そのほか、労働時間や休暇制度が充実しているという意見も多くありました。また自然と語学力がアップできるという意見や、様々な国の人と接することで異文化に触れることができて刺激になるといったという意見も見られます。
外資系企業のデメリット
一方、外資系企業に勤めることによって感じるデメリットとして最も多かった意見が「安定性」です。外資系企業というのは完全に成果主義で成果を上げられない人は解雇される可能性があります。

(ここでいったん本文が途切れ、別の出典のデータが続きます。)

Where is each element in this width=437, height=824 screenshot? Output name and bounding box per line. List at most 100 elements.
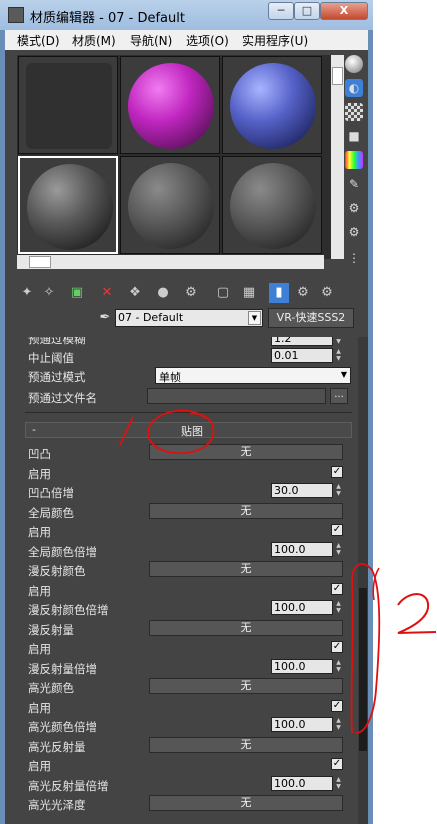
scrollbar-thumb[interactable] <box>29 256 51 268</box>
map-row-label: 启用 <box>28 584 51 598</box>
multiplier-spinner[interactable]: 30.0 <box>271 483 333 498</box>
spinner-arrows-icon[interactable]: ▲▼ <box>334 659 343 674</box>
map-slot-button[interactable]: 无 <box>149 678 343 694</box>
slots-vertical-scrollbar[interactable] <box>331 55 344 259</box>
put-to-scene-icon[interactable]: ✧ <box>39 283 59 303</box>
map-row-label: 高光颜色 <box>28 681 74 695</box>
annotation-bracket-tail <box>372 567 380 601</box>
map-slot-button[interactable]: 无 <box>149 561 343 577</box>
material-type-button[interactable]: VR-快速SSS2 <box>268 308 354 328</box>
spinner-arrows-icon[interactable]: ▲▼ <box>334 483 343 498</box>
map-slot-button[interactable]: 无 <box>149 795 343 811</box>
map-row-label: 启用 <box>28 642 51 656</box>
stop-threshold-spinner[interactable]: 0.01 <box>271 348 333 363</box>
grey-sphere-active <box>27 164 113 250</box>
options-icon[interactable]: ⚙ <box>345 199 363 217</box>
sample-slot-2[interactable] <box>120 56 220 154</box>
reset-map-icon[interactable]: ✕ <box>97 283 117 303</box>
map-row: 漫反射颜色倍增 100.0 ▲ ▼ <box>28 600 353 619</box>
map-row-label: 全局颜色倍增 <box>28 545 97 559</box>
menu-options[interactable]: 选项(O) <box>186 32 229 49</box>
material-id-icon[interactable]: ⚙ <box>181 283 201 303</box>
maps-rollout-title: 贴图 <box>181 425 203 438</box>
uv-tiling-icon[interactable]: ■ <box>345 127 363 145</box>
chevron-down-icon[interactable]: ▼ <box>248 311 261 325</box>
backlight-icon[interactable]: ◐ <box>345 79 363 97</box>
maximize-button[interactable]: □ <box>294 2 320 20</box>
sample-type-icon[interactable] <box>345 55 363 73</box>
enable-checkbox[interactable]: ✓ <box>331 700 343 712</box>
prepass-blur-row: 预通过模糊 1.2 ▲▼ <box>28 337 353 347</box>
video-color-check-icon[interactable] <box>345 151 363 169</box>
sample-slot-1[interactable] <box>18 56 118 154</box>
multiplier-spinner[interactable]: 100.0 <box>271 776 333 791</box>
assign-to-selection-icon[interactable]: ▣ <box>67 283 87 303</box>
map-slot-button[interactable]: 无 <box>149 444 343 460</box>
maps-rollout-header[interactable]: - 贴图 <box>25 422 352 438</box>
title-bar[interactable]: 材质编辑器 - 07 - Default ─ □ X <box>0 0 373 30</box>
go-to-parent-icon[interactable]: ▮ <box>269 283 289 303</box>
map-slot-button[interactable]: 无 <box>149 737 343 753</box>
enable-checkbox[interactable]: ✓ <box>331 641 343 653</box>
make-preview-icon[interactable]: ✎ <box>345 175 363 193</box>
sample-slot-4-active[interactable] <box>18 156 118 254</box>
map-row-label: 启用 <box>28 759 51 773</box>
spinner-arrows-icon[interactable]: ▲▼ <box>334 337 343 346</box>
sample-slots <box>17 55 331 259</box>
make-unique-icon[interactable]: ❖ <box>125 283 145 303</box>
menu-material[interactable]: 材质(M) <box>72 32 116 49</box>
spinner-arrows-icon[interactable]: ▲▼ <box>334 776 343 791</box>
spinner-arrows-icon[interactable]: ▲▼ <box>334 348 343 363</box>
chevron-down-icon: ▼ <box>340 370 347 379</box>
prepass-mode-select[interactable]: 单帧 ▼ <box>155 367 351 384</box>
sample-slot-5[interactable] <box>120 156 220 254</box>
enable-checkbox[interactable]: ✓ <box>331 758 343 770</box>
map-slot-button[interactable]: 无 <box>149 503 343 519</box>
sample-slot-3[interactable] <box>222 56 322 154</box>
multiplier-spinner[interactable]: 100.0 <box>271 659 333 674</box>
map-row-label: 启用 <box>28 701 51 715</box>
spinner-arrows-icon[interactable]: ▲▼ <box>334 717 343 732</box>
panel-scrollbar[interactable] <box>358 337 368 824</box>
put-to-library-icon[interactable]: ● <box>153 283 173 303</box>
material-name-row: ✒ 07 - Default ▼ VR-快速SSS2 <box>17 308 362 330</box>
enable-checkbox[interactable]: ✓ <box>331 583 343 595</box>
map-row: 启用 ✓ <box>28 464 353 483</box>
scrollbar-thumb[interactable] <box>359 588 367 751</box>
get-material-icon[interactable]: ✦ <box>17 283 37 303</box>
pick-material-icon[interactable]: ⚙ <box>317 283 337 303</box>
app-icon <box>8 7 24 23</box>
map-row-label: 凹凸倍增 <box>28 486 74 500</box>
magenta-sphere <box>128 63 214 149</box>
map-row-label: 高光反射量 <box>28 740 86 754</box>
map-row: 漫反射颜色 无 <box>28 561 353 580</box>
show-end-result-icon[interactable]: ▦ <box>239 283 259 303</box>
menu-navigation[interactable]: 导航(N) <box>130 32 172 49</box>
scrollbar-thumb[interactable] <box>332 67 343 85</box>
slots-horizontal-scrollbar[interactable] <box>17 255 324 269</box>
empty-slot <box>26 63 112 149</box>
menu-mode[interactable]: 模式(D) <box>17 32 60 49</box>
select-by-material-icon[interactable]: ⚙ <box>345 223 363 241</box>
browse-button[interactable]: ... <box>330 388 348 404</box>
multiplier-spinner[interactable]: 100.0 <box>271 717 333 732</box>
eyedropper-icon[interactable]: ✒ <box>96 310 114 328</box>
material-map-navigator-icon[interactable]: ⋮ <box>345 249 363 267</box>
prepass-blur-spinner[interactable]: 1.2 <box>271 337 333 346</box>
material-name-field[interactable]: 07 - Default ▼ <box>115 309 263 327</box>
background-checker-icon[interactable] <box>345 103 363 121</box>
enable-checkbox[interactable]: ✓ <box>331 524 343 536</box>
multiplier-spinner[interactable]: 100.0 <box>271 600 333 615</box>
minimize-button[interactable]: ─ <box>268 2 294 20</box>
spinner-arrows-icon[interactable]: ▲▼ <box>334 542 343 557</box>
map-slot-button[interactable]: 无 <box>149 620 343 636</box>
multiplier-spinner[interactable]: 100.0 <box>271 542 333 557</box>
spinner-arrows-icon[interactable]: ▲▼ <box>334 600 343 615</box>
sample-slot-6[interactable] <box>222 156 322 254</box>
close-button[interactable]: X <box>320 2 368 20</box>
prepass-file-input[interactable] <box>147 388 326 404</box>
menu-utilities[interactable]: 实用程序(U) <box>242 32 308 49</box>
go-forward-sibling-icon[interactable]: ⚙ <box>293 283 313 303</box>
enable-checkbox[interactable]: ✓ <box>331 466 343 478</box>
show-map-in-viewport-icon[interactable]: ▢ <box>213 283 233 303</box>
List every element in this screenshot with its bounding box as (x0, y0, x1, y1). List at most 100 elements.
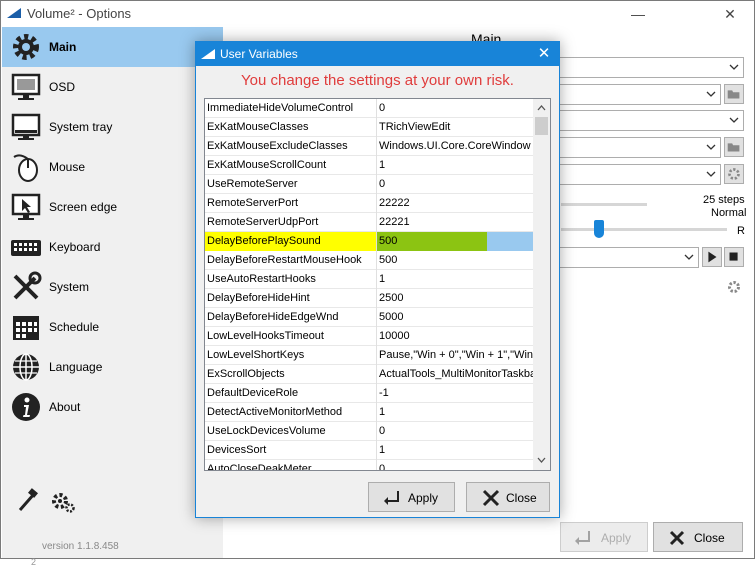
main-apply-button[interactable]: Apply (560, 522, 648, 552)
sidebar-item-about[interactable]: About (2, 387, 223, 427)
variable-name: DelayBeforeHideHint (205, 289, 377, 308)
table-row[interactable]: UseLockDevicesVolume 0 (205, 422, 533, 441)
dialog-close-btn[interactable]: Close (466, 482, 550, 512)
table-row[interactable]: DetectActiveMonitorMethod 1 (205, 403, 533, 422)
sidebar-item-label: Mouse (49, 160, 86, 174)
sidebar-item-main[interactable]: Main (2, 27, 223, 67)
sidebar-item-system-tray[interactable]: System tray (2, 107, 223, 147)
table-row-selected[interactable]: DelayBeforePlaySound 500 (205, 232, 533, 251)
table-row[interactable]: ExKatMouseClasses TRichViewEdit (205, 118, 533, 137)
table-row[interactable]: AutoCloseDeakMeter 0 (205, 460, 533, 470)
variable-name: ExKatMouseScrollCount (205, 156, 377, 175)
variable-value[interactable]: 22222 (377, 194, 533, 213)
table-row[interactable]: DelayBeforeHideEdgeWnd 5000 (205, 308, 533, 327)
table-row[interactable]: LowLevelHooksTimeout 10000 (205, 327, 533, 346)
table-row[interactable]: RemoteServerUdpPort 22221 (205, 213, 533, 232)
sound-combo[interactable] (553, 247, 699, 268)
sidebar-item-keyboard[interactable]: Keyboard (2, 227, 223, 267)
variable-value[interactable]: 0 (377, 422, 533, 441)
table-row[interactable]: DelayBeforeRestartMouseHook 500 (205, 251, 533, 270)
brush-icon[interactable] (14, 488, 40, 514)
variable-name: ExKatMouseExcludeClasses (205, 137, 377, 156)
scrollbar-thumb[interactable] (535, 117, 548, 135)
balance-slider-track[interactable] (561, 228, 727, 231)
table-row[interactable]: UseRemoteServer 0 (205, 175, 533, 194)
main-combo-5[interactable] (553, 164, 721, 185)
main-close-button[interactable]: Close (653, 522, 743, 552)
settings-gear-icon[interactable] (50, 488, 76, 514)
sidebar-item-label: System tray (49, 120, 113, 134)
close-icon (482, 489, 500, 507)
table-row[interactable]: ExKatMouseScrollCount 1 (205, 156, 533, 175)
globe-icon (13, 353, 39, 381)
minimize-button[interactable]: — (615, 1, 661, 27)
variable-value[interactable]: TRichViewEdit (377, 118, 533, 137)
variable-value[interactable]: 500 (379, 232, 397, 250)
sidebar-item-label: About (49, 400, 81, 414)
variable-name: UseLockDevicesVolume (205, 422, 377, 441)
sidebar-item-screen-edge[interactable]: Screen edge (2, 187, 223, 227)
sidebar-item-label: Screen edge (49, 200, 118, 214)
variable-value[interactable]: 1 (377, 156, 533, 175)
variable-value[interactable]: 1 (377, 441, 533, 460)
main-combo-3[interactable] (553, 110, 744, 131)
dialog-close-button[interactable]: ✕ (529, 42, 559, 66)
variable-name: DefaultDeviceRole (205, 384, 377, 403)
variable-value[interactable]: ActualTools_MultiMonitorTaskbar (377, 365, 533, 384)
variable-value[interactable]: 0 (377, 175, 533, 194)
scroll-down-icon[interactable] (537, 456, 546, 464)
play-button[interactable] (702, 247, 722, 267)
table-row[interactable]: ExScrollObjects ActualTools_MultiMonitorT… (205, 365, 533, 384)
apply-icon (384, 491, 399, 505)
table-row[interactable]: DefaultDeviceRole -1 (205, 384, 533, 403)
variable-value[interactable]: 2500 (377, 289, 533, 308)
variable-value[interactable]: 1 (377, 403, 533, 422)
variable-name: RemoteServerUdpPort (205, 213, 377, 232)
window-title: Volume² - Options (27, 6, 132, 21)
sidebar-item-schedule[interactable]: Schedule (2, 307, 223, 347)
gear-icon[interactable] (726, 279, 742, 295)
sidebar-item-mouse[interactable]: Mouse (2, 147, 223, 187)
table-row[interactable]: RemoteServerPort 22222 (205, 194, 533, 213)
variable-value[interactable]: 5000 (377, 308, 533, 327)
balance-slider-thumb[interactable] (594, 220, 604, 238)
table-row[interactable]: UseAutoRestartHooks 1 (205, 270, 533, 289)
variable-value[interactable]: 10000 (377, 327, 533, 346)
steps-slider-track[interactable] (561, 203, 647, 206)
combo-settings-button[interactable] (724, 164, 744, 184)
variable-value[interactable]: 0 (377, 99, 533, 118)
mouse-icon (13, 154, 38, 182)
folder-button-2[interactable] (724, 137, 744, 157)
variable-value[interactable]: 500 (377, 251, 533, 270)
folder-button[interactable] (724, 84, 744, 104)
sidebar-item-system[interactable]: System (2, 267, 223, 307)
main-combo-2[interactable] (553, 84, 721, 105)
table-row[interactable]: DevicesSort 1 (205, 441, 533, 460)
right-channel-label: R (737, 225, 745, 237)
version-label: version 1.1.8.458 (42, 541, 119, 552)
risk-warning: You change the settings at your own risk… (241, 72, 514, 89)
table-row[interactable]: LowLevelShortKeys Pause,"Win + 0","Win + … (205, 346, 533, 365)
variable-value[interactable]: 22221 (377, 213, 533, 232)
window-close-button[interactable]: ✕ (707, 1, 753, 27)
main-combo-1[interactable] (553, 57, 744, 78)
stop-button[interactable] (724, 247, 744, 267)
table-row[interactable]: DelayBeforeHideHint 2500 (205, 289, 533, 308)
main-combo-4[interactable] (553, 137, 721, 158)
variable-value[interactable]: Windows.UI.Core.CoreWindow (377, 137, 533, 156)
table-row[interactable]: ImmediateHideVolumeControl 0 (205, 99, 533, 118)
gear-icon (13, 34, 39, 60)
sidebar-item-osd[interactable]: OSD (2, 67, 223, 107)
button-label: Apply (408, 491, 439, 505)
scroll-up-icon[interactable] (537, 104, 546, 112)
variable-value[interactable]: 1 (377, 270, 533, 289)
variable-value[interactable]: -1 (377, 384, 533, 403)
variable-name: AutoCloseDeakMeter (205, 460, 377, 470)
grid-scrollbar[interactable] (533, 99, 550, 470)
table-row[interactable]: ExKatMouseExcludeClasses Windows.UI.Core.… (205, 137, 533, 156)
variable-value[interactable]: 0 (377, 460, 533, 470)
apply-icon (575, 531, 590, 545)
dialog-apply-button[interactable]: Apply (368, 482, 455, 512)
variable-value[interactable]: Pause,"Win + 0","Win + 1","Win (377, 346, 533, 365)
sidebar-item-language[interactable]: Language (2, 347, 223, 387)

安定した収入を得るためにはそれなりの努力が必要です。また外資系企業はその体質から能力がある人を厚遇する傾向にあります。力を発揮できない人にとっては、福利厚生もさほど充実していないという意見も多いです。
外資系企業の法務に転職するには?
外資系企業の法務に転職するには、これから紹介する2つの方法があります。自分で企業を見つける方法とエージェントに企業を紹介してもらう方法があります。
企業サイトで求人情報を得る(自己流転職活動)
転職したい企業がすでに決まっているのであれば、その会社のサイトを見て求人情報がないかチェックしてみましょう。
企業サイトでは求人情報をチェックすると同時に、会社の企業理念や方針なども同時に確認しておきましょう。面接の際に自分の志望動機をはっきりと答えることができるようになります。
在職中などで時間がないなら転職エージェントを活用する
働きながら転職活動をしたいという人の場合、なかなか転職活動に割く時間を確保しにくいです。そのため、満足に企業情報を収集できないことも多いです。
そんな時には転職エージェントの利用を検討してみましょう。エージェントに自分の希望や得意分野などを伝えることによって、エージェント側か自分に適しているとされる企業を紹介してくれます。
外資系企業の法務に転職するにはこれまでの経験が重要!
外資系企業の法務に転職するためには一定の英語力が必要です。企業は即戦力を求めていますので、どのような経験をしてきたかがとても重要となります。
今のうちにさまざまなマネジメント経験を積んでおきましょう。